Alfredo Leon Leyva -Ingeniero. Escritor. Columnista

Por: Alfredo León Leyva*

Es infando el aborto, y en mi condición de persona el hablar de ello me causa escozor; y no alcanzo a comprender cómo es qué, un ser humano único de la naturaleza que es quien lo ejercita y apoya esta ´praxis de muerte tan común en nuestros tiempos. Y además, que líderes religiosos sean pastores o sacerdotes, políticos y líderes sociales, quienes se auto-endilgan: POR LA VIDA.

Vaya paradoja, en el mundo de los “derechos humanos” se le niega al indefenso ser de apenas unas cuantas semanas de gestación, pero que ya tiene vida propia con su sistema óseo formado con sentimientos que reaccionan con emociones, a ese mundo exterior en donde otra u otro, o todos, comienza a fraguar quitarle el derecho que Dios le ha dado de vivir; sea ÉSE: el de Espinosa, o el de Abraham.

Se sabe de una dama que por los años de la década del cincuenta, que laboraba ejerciendo su ocupación de a diario en la calle del clavo en la ciudad de Madrid, en encuentro fortuito con un parroquial ebrio, tuvo a bien aparearse tras unos “duros” por su digna labor prestada; y cuya resultante días después, le daría un embrazo positivo.

La calle del clavo en Madrid, llamada así por que en las paredes de las aceras de ambos lados, se hallaba enclavados tales en donde se sostenían las ligas de la pierna de la que oportuna laboraba allí; siendo que el coito se realizaba de pie. 

La descripción sucedía así: las damas en esta calle del amor todas vestían con faldas y no usaban pantaletas, solo una liga en una de las piernas según su preferencia; y cuando era que se daba el encuentro para atender al ocasional cliente: la dama levantaba la pierna donde portaba la liga y la colgaba del clavo, y el deleite para el oportuno entonces se daba en su furor.

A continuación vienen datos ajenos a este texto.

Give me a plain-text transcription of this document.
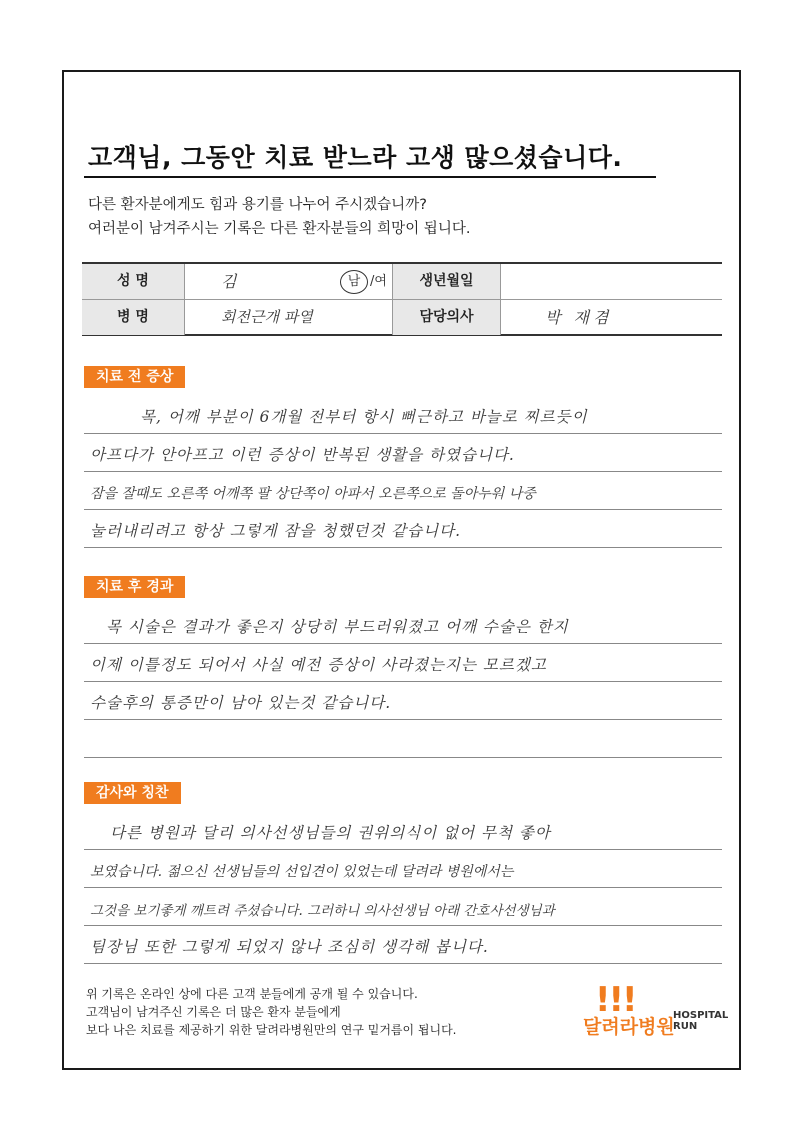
고객님, 그동안 치료 받느라 고생 많으셨습니다.
다른 환자분에게도 힘과 용기를 나누어 주시겠습니까?
여러분이 남겨주시는 기록은 다른 환자분들의 희망이 됩니다.
성 명	김	남 /여	생년월일
병 명	회전근개 파열	담당의사	박 재겸
치료 전 증상
목, 어깨 부분이 6개월 전부터 항시 뻐근하고 바늘로 찌르듯이
아프다가 안아프고 이런 증상이 반복된 생활을 하였습니다.
잠을 잘때도 오른쪽 어깨쪽 팔 상단쪽이 아파서 오른쪽으로 돌아누워 나중
눌러내리려고 항상 그렇게 잠을 청했던것 같습니다.
치료 후 경과
목 시술은 결과가 좋은지 상당히 부드러워졌고 어깨 수술은 한지
이제 이틀정도 되어서 사실 예전 증상이 사라졌는지는 모르겠고
수술후의 통증만이 남아 있는것 같습니다.
감사와 칭찬
다른 병원과 달리 의사선생님들의 권위의식이 없어 무척 좋아
보였습니다. 젊으신 선생님들의 선입견이 있었는데 달려라 병원에서는
그것을 보기좋게 깨트려 주셨습니다. 그러하니 의사선생님 아래 간호사선생님과
팀장님 또한 그렇게 되었지 않나 조심히 생각해 봅니다.
위 기록은 온라인 상에 다른 고객 분들에게 공개 될 수 있습니다.
고객님이 남겨주신 기록은 더 많은 환자 분들에게
보다 나은 치료를 제공하기 위한 달려라병원만의 연구 밑거름이 됩니다.
!!!
달려라병원
HOSPITAL
RUN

El positivo fue a partir de entonces la crítica del gremio de la calle del clavo, todas las asociadas en derecho opinaban: Tiene que sacartelo, le decían. Y por tanto que le dijeron no pudieron convencerla. Tuvo su hijo, y qué cosas la del amor de Dios. Ese crío producto de aquél encuentro en la calle del clavo en Madrid, fue la voz que alegró los corazones de generaciones desde los sesenta hasta el nuevo milenio en el mundo hispano. ¿Cuantas que deciden abortar, niegan al mundo de tener a esos genios que mejorarían y serían para bien de muchos?

¿Y sabes cómo es el proceso de un aborto? A ese ser indefenso y en gestación de apenas unas semanas, con instrumentos metálicos fríos que introducen por el útero, cercenando su cuerpecito en pedazos; para luego mediante un ducto o tubo, succionar los trocitos y su placenta y como dice el evangelio textual: sacar a fuera esa vida mutada por manos asesinas.

Los llamados de la profesión del diablo, los Psicólogos dicen que: el trauma post-aborto en casi el 100% de las mujeres, haya sido voluntario o no, deja grandes traumas. 

En “Otros mundos otros dioses”, el autor, neuropsiquiatra estadounidense Brian weiss, en aparte de su obra roza el tema del origen de las huestes espirituales que se forman de los espíritus de estas almas no deseadas, las que convirtieron sus progenitores al haberles negado el derecho a la vida. Huestes al servicio del maligno, que persiguen a su propia progenie. 

En muchas religiones el tema es de cuidado y vedado para su praxis, pero se establecen ritos para que estas huestes creadas, sean enfrentadas, calmadas y aliviadas en su existir espiritual.   

Mañana en el día de Genina, latina que aún recuerdo con afecto, será 21 de junio; y cuando esté en frente de la urna, pido al Dios de Abraham me oriente para votar no POR LA VIDA, sino sólo que mi voto sea por el NO AL ABORTO. Y habré hecho mi parte, al estar FIRME de ello POR MI PATRIA.